Added in version 1.1.0.

__init__(num_classes, threshold=0.0)

num_classesint: Number of classes.
thresholdfloat, default=0.0: A percentage threshold of how many samples that are allowed to change.

stop(active_learner=None, predictions=None, proba=None, indices_stopping=None)

Parameters:

active_learner (small_text.active_learner.PoolBasedActiveLearner) – An active learner instance.
predictions (np.ndarray[int]) – Predictions for a fixed subset (usually the full train set).
proba (np.ndarray[float]) – Probability distribution over the possible classes for a fixed subset. This is expected to have the same length as predictions unless one of predictions and proba is None.
indices_stopping (np.ndarray[int]) – Uses the given indices to select a subset for stopping from either predictions or proba if not None. The indices are relative to predictions and proba.

class small_text.stopping_criteria.uncertainty.OverallUncertainty(num_classes, threshold=0.05)[source]

A stopping criterion which stops as soon as the average overall uncertainty falls below a given threshold [ZWH08].

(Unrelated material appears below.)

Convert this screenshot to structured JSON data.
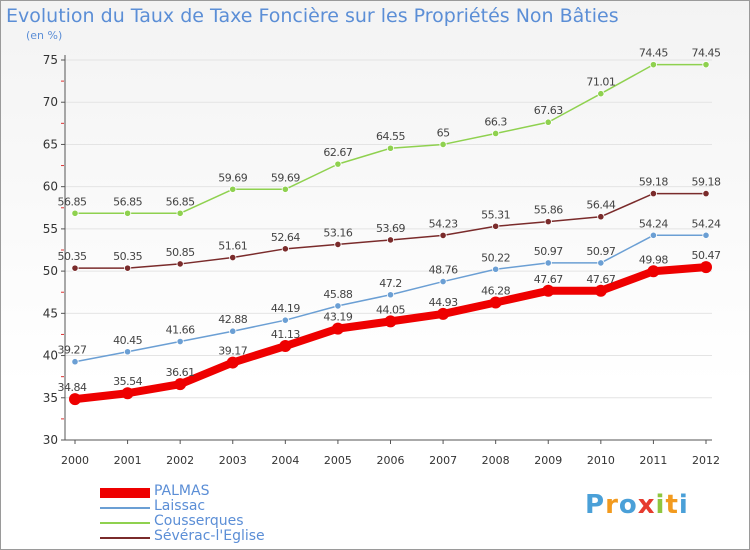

As a measure of uncertainty, normalized prediction entropy is used. In order to reproduce the original implementation pass the unlabeled set indices_stopping to stop() method.

Added in version 1.1.0.

__init__(num_classes, threshold=0.05)

num_classesint: Number of classes.
thresholdfloat, default=0.05: A normalized entropy value below which the criterion indicates to stop.

stop(active_learner=None, predictions=None, proba=None, indices_stopping=None)

Parameters:

active_learner (small_text.active_learner.PoolBasedActiveLearner) – An active learner instance.
predictions (np.ndarray[int]) – Predictions for a fixed subset (usually the full train set).
proba (np.ndarray[float]) – Probability distribution over the possible classes for a fixed subset. This is expected to have the same length as predictions unless one of predictions and proba is None.
indices_stopping (np.ndarray[int]) – Uses the given indices to select a subset for stopping from either predictions or proba if not None. The indices are relative to predictions and proba.

class small_text.stopping_criteria.utility.MaxIterations(max_iterations)[source]

Stops after a fixed number of iterations.

Added in version 1.1.0.

__init__(max_iterations)

max_iterationsint: Number of iterations after which the criterion will indicate to stop.

stop(active_learner=None, predictions=None, proba=None, indices_stopping=None)

Parameters:

active_learner (small_text.active_learner.PoolBasedActiveLearner) – An active learner instance.
predictions (np.ndarray[int]) – Predictions for a fixed subset (usually the full train set).
proba (np.ndarray[float]) – Probability distribution over the possible classes for a fixed subset. This is expected to have the same length as predictions unless one of predictions and proba is None.
indices_stopping (np.ndarray[int]) – Uses the given indices to select a subset for stopping from either predictions or proba if not None. The indices are relative to predictions and proba.